The Daily Insight
news /

Does a partnership have a balance sheet?

The balance sheet of a company that operates as a partnership has the same basic outline as the balance sheet of a corporation. Both types have three sections: assets, liabilities and equity. By definition, both types must balance: The assets must equal the liabilities plus the equity.

How can a partnership be on a balance sheet?

Financial statements are prepared for partnerships the same way as they are for limited liability companies. For partnerships, the balance sheets are usually prepared with the cash and equivalents at the beginning, followed by the current and fixed assets and then liabilities.

Do investors look at balance sheets?

For investors, the balance sheet is an important financial statement that should be interpreted when considering an investment in a company.

How often should a balance sheet be prepared?

Balance sheets are typically prepared monthly, quarterly and annually, but you can prepare one at any time to show your firm’s position.

Are partnerships required to disclose financial statements?

The IRS automatically considers any business started by more than one person a partnership, and must report their finances as such.

What should the balance sheet look like when a partnership terminates?

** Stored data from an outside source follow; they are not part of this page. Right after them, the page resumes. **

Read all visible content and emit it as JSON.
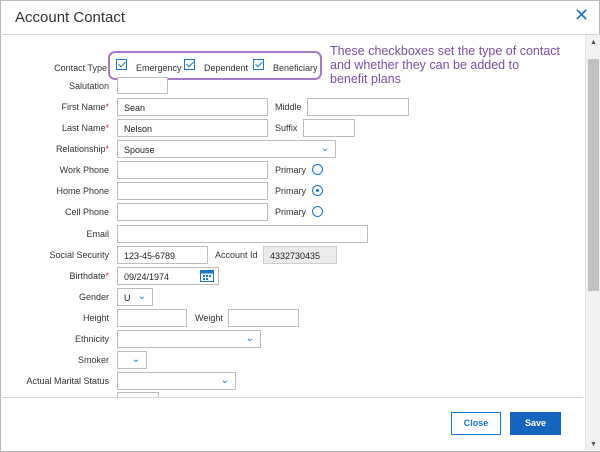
{
  "dialog": {
    "title": "Account Contact",
    "close_icon": "close-icon"
  },
  "callout": {
    "text": "These checkboxes set the type of contact and whether they can be added to benefit  plans"
  },
  "form": {
    "contact_type_label": "Contact Type",
    "contact_types": [
      {
        "label": "Emergency",
        "checked": true
      },
      {
        "label": "Dependent",
        "checked": true
      },
      {
        "label": "Beneficiary",
        "checked": true
      }
    ],
    "salutation_label": "Salutation",
    "salutation_value": "",
    "first_name_label": "First Name",
    "first_name_value": "Sean",
    "middle_label": "Middle",
    "middle_value": "",
    "last_name_label": "Last Name",
    "last_name_value": "Nelson",
    "suffix_label": "Suffix",
    "suffix_value": "",
    "relationship_label": "Relationship",
    "relationship_value": "Spouse",
    "work_phone_label": "Work Phone",
    "work_phone_value": "",
    "home_phone_label": "Home Phone",
    "home_phone_value": "",
    "cell_phone_label": "Cell Phone",
    "cell_phone_value": "",
    "primary_label": "Primary",
    "primary_selected": "home_phone",
    "email_label": "Email",
    "email_value": "",
    "ssn_label": "Social Security",
    "ssn_value": "123-45-6789",
    "account_id_label": "Account Id",
    "account_id_value": "4332730435",
    "birthdate_label": "Birthdate",
    "birthdate_value": "09/24/1974",
    "gender_label": "Gender",
    "gender_value": "U",
    "height_label": "Height",
    "height_value": "",
    "weight_label": "Weight",
    "weight_value": "",
    "ethnicity_label": "Ethnicity",
    "ethnicity_value": "",
    "smoker_label": "Smoker",
    "smoker_value": "",
    "marital_label": "Actual Marital Status",
    "marital_value": "",
    "required_mark": "*"
  },
  "footer": {
    "close_label": "Close",
    "save_label": "Save"
  },
  "colors": {
    "accent": "#1976d2",
    "save_bg": "#1565c0",
    "callout": "#a67bc6",
    "required": "#c62828"
  }
}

As of 2011, the Internal Revenue Service doesn’t have any rules for what the balance sheet should look like when a partnership terminates. Many accountants zero out the balance sheet but include a supplemental balance sheet that lists the actual balances held by the partnership just prior to termination.

What do you need to know about the balance sheet?

A balance sheet is meant to depict the total assets, liabilities, and shareholders’ equity of a company on a specific date, typically referred to as the reporting date. Often, the reporting date will be the final day of the reporting period. Most companies, especially publicly traded ones, will report on a quarterly basis.

What’s the ending capital account balance for a partnership?

• Partners A and B have different ending capital account balances. • Upon formation, each partner owned a 50% interest in the partnership. • At the end of Year 2, Partners A and B’s ending capital account balances are $240 and $300 respectively.

Is it safe to zero out a partnership balance sheet?

Others prefer to keep the old account balances immediately prior to dissolution and transfer those numbers to the new partnership directly. In the absence of more definitive guidance from tax authorities, it’s probably safest to go ahead and zero out balance sheets regardless.